Dans la deuxième partie du dossier intitulé « Géographies imaginaires », Robin Craig et Nicholas Serruys explorent, respectivement, les géographies imaginaires du roman gothique au tournant du xixe siècle et de l’uchronie québécoise dans l’objectif de démontrer comment le genre littéraire et ses chronotopes cristallisent les préoccupations d’une époque spécifique. Dans son article, Robin Craig prend pour objet le roman Malvina de Sophie Cottin afin d’y étudier la fonction et la signification du château. Ce dernier est un espace hybride et interstitiel qui est emblématique de la transition du libertinage pendant le siècle des Lumières à celui du Romantisme, comme le montrent les figures érotisantes, telles le boudoir, le décor pictural évocateur de scènes frivoles, les fenêtres renvoyant sur l’espace érotisé du château au lieu de renvoyer sur le monde extérieur, tout ceci au service d’une maîtresse abusive qui inspire la crainte. Nicholas Serruys, pour sa part, se consacre à un genre encore peu présent dans les études géocentrées — l’uchronie, sous-genre de la science fiction. S’appuyant sur Les Voyageurs malgré eux de l’auteure québécoise Élisabeth Vonarburg, l’auteur sonde les mécanismes littéraires qui produisent un écart entre l’espace-temps factuel et fictif du Québec.
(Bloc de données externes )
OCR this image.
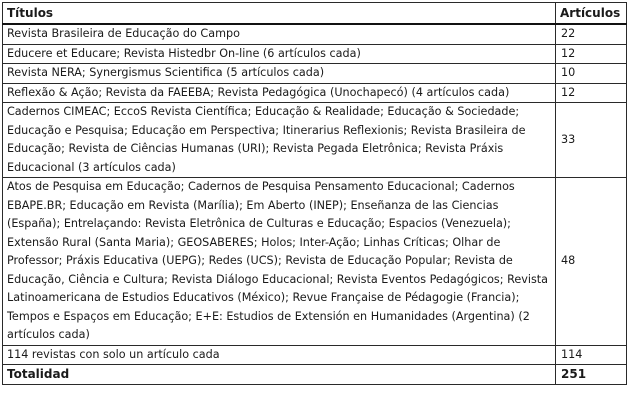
Títulos	Artículos
Revista Brasileira de Educação do Campo	22
Educere et Educare; Revista Histedbr On-line (6 artículos cada)	12
Revista NERA; Synergismus Scientifica (5 artículos cada)	10
Reflexão & Ação; Revista da FAEEBA; Revista Pedagógica (Unochapecó) (4 artículos cada)	12
Cadernos CIMEAC; EccoS Revista Científica; Educação & Realidade; Educação & Sociedade; Educação e Pesquisa; Educação em Perspectiva; Itinerarius Reflexionis; Revista Brasileira de Educação; Revista de Ciências Humanas (URI); Revista Pegada Eletrônica; Revista Práxis Educacional (3 artículos cada)	33
Atos de Pesquisa em Educação; Cadernos de Pesquisa Pensamento Educacional; Cadernos EBAPE.BR; Educação em Revista (Marília); Em Aberto (INEP); Enseñanza de las Ciencias (España); Entrelaçando: Revista Eletrônica de Culturas e Educação; Espacios (Venezuela); Extensão Rural (Santa Maria); GEOSABERES; Holos; Inter-Ação; Linhas Críticas; Olhar de Professor; Práxis Educativa (UEPG); Redes (UCS); Revista de Educação Popular; Revista de Educação, Ciência e Cultura; Revista Diálogo Educacional; Revista Eventos Pedagógicos; Revista Latinoamericana de Estudios Educativos (México); Revue Française de Pédagogie (Francia); Tempos e Espaços em Educação; E+E: Estudios de Extensión en Humanidades (Argentina) (2 artículos cada)	48
114 revistas con solo un artículo cada	114
Totalidad	251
Dans ce roman, la mise en scène d’une migration interdimensionnelle et de mondes parallèles appelle à une réévaluation des enjeux historiques et territoriaux propres à la société québécoise.

Dans la troisième partie intitulée « Configurations urbaines », les contributions de Caroline Lebrec et Andrée Mélissa Ferron se tournent vers un des grands topoï du roman contemporain : la ville. Dans une étude consacrée à la représentation de la ville d’un auteur oulipien, Ian Monk, Lebrec montre comment l’espace de la ville contemporaine de banlieue reflète une vision urbaine du sale, du déchet, du rejet, à travers un portrait pluriel d’habitants humiliés et anonymisés. L’ancrage dans l’espace renvoie vers l’identitaire et non pas dans le sociologique, car l’accent est mis sur le lieu où l’on vit, plutôt quesur celui d’où l’on vient ou sur la catégorie socio-culturelle à laquelle on appartient. Lebrec révèle également comment le portrait de la ville imaginaire de la banlieue française s’inscrit à l’encontre du rayonnement culturel d’une « francitude » de carte postale pour s’ancrer dans un réel suintant la violence et le dégoût (Roubaud 2007 : 13). De son côté, Andrée Mélissa Ferron amène le lecteur dans le Moncton du poète Gérald Leblanc pour explorer le rapport entre texte, corps et espace urbain. Adoptant les allures d’un personnage, la ville s’impose comme médiatrice d’une identité acadienne multiple et dynamique libérée des contraintes du passé et du folklore. Prenant corps par le langage et le fantasme, le Moncton de Leblanc se défait de ses attributs d’espace cloîtré et oppressant afin de se muer en une béance sur le continent et sur l’Autre. L’Acadie se dessine ici non pas dans les traits traditionnels d’une collectivité monolithique mais par une polyphonie de subjectivités.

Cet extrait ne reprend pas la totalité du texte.